Pietransieri (Pietransieri) is a frazione of Roccaraso in the province of L'Aquila in the Abruzzo region of Italy. It is included in the mountain community of the Alto Sangro and the Cinque Miglia plateau.

== History ==
The village was built around 975 AD on a small rocky outcrop. The village changed its name several times (Pietra d'Anserio, Pietranziero), before the current name was adopted in the 16th century. The village was an independent municipality until 1811, when it passed to the administration of Roccaraso.

==Overview==
Pietransieri is situated at an altitude of 1359 meters, on a side of the Tocco mountain. It leans behind a big rocky stone (in Italian la Pietra).

This village is known mostly because of the Limmari Massacre during World War II. This massacre was committed as a retaliation by Nazis on 21 November 1943 because of the suspicion that the inhabitants were helping the partisans. 128 inhabitants were killed, including 38 children, and the corpses were left in the woods.

There is an annual candlelight vigil to commemorate the victims of the massacre.

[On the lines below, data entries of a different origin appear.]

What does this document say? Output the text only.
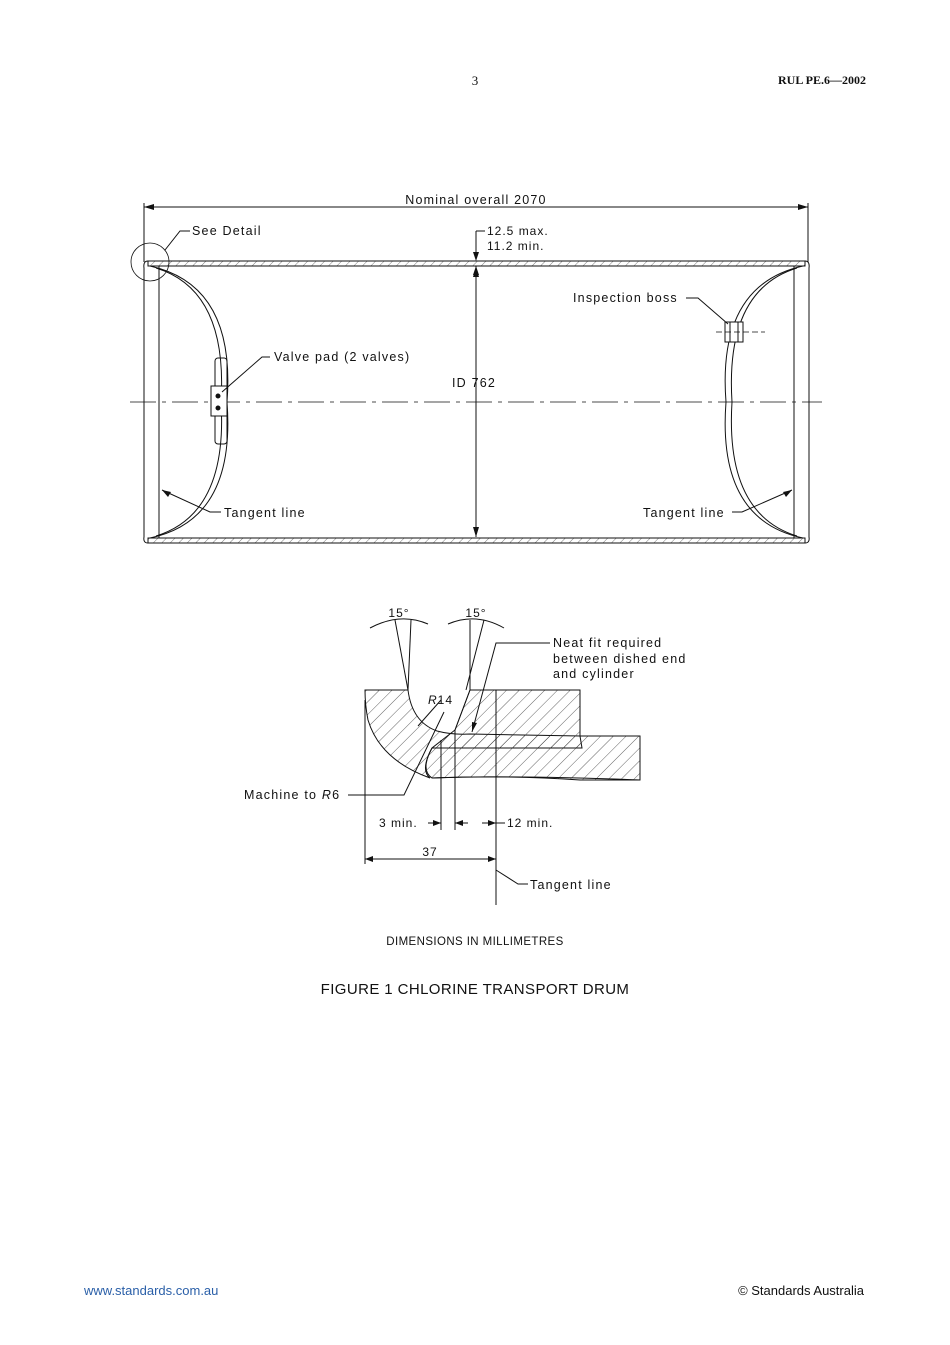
3	RUL PE.6—2002
Nominal overall 2070
See Detail	12.5 max.
11.2 min.
Inspection boss
Valve pad (2 valves)
ID 762
Tangent line	Tangent line
15°	15°
Neat fit required
between dished end
and cylinder
R14
Machine to R6
3 min.	12 min.
37
Tangent line
DIMENSIONS IN MILLIMETRES
FIGURE 1 CHLORINE TRANSPORT DRUM
www.standards.com.au	© Standards Australia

In November 2018, on the 75th anniversary of the massacre, the mayor of Roccaraso, Francesco Di Donato, promoted a conference of jurists and historians about the event and also announced a project to create a Memorial Park in Pietransieri.

== Honors ==
The village of Pietransieri was among the locations awarded the Gold Medal of Military Valour for the sacrifices of its people and for its activity in the partisan struggle during the Second World War.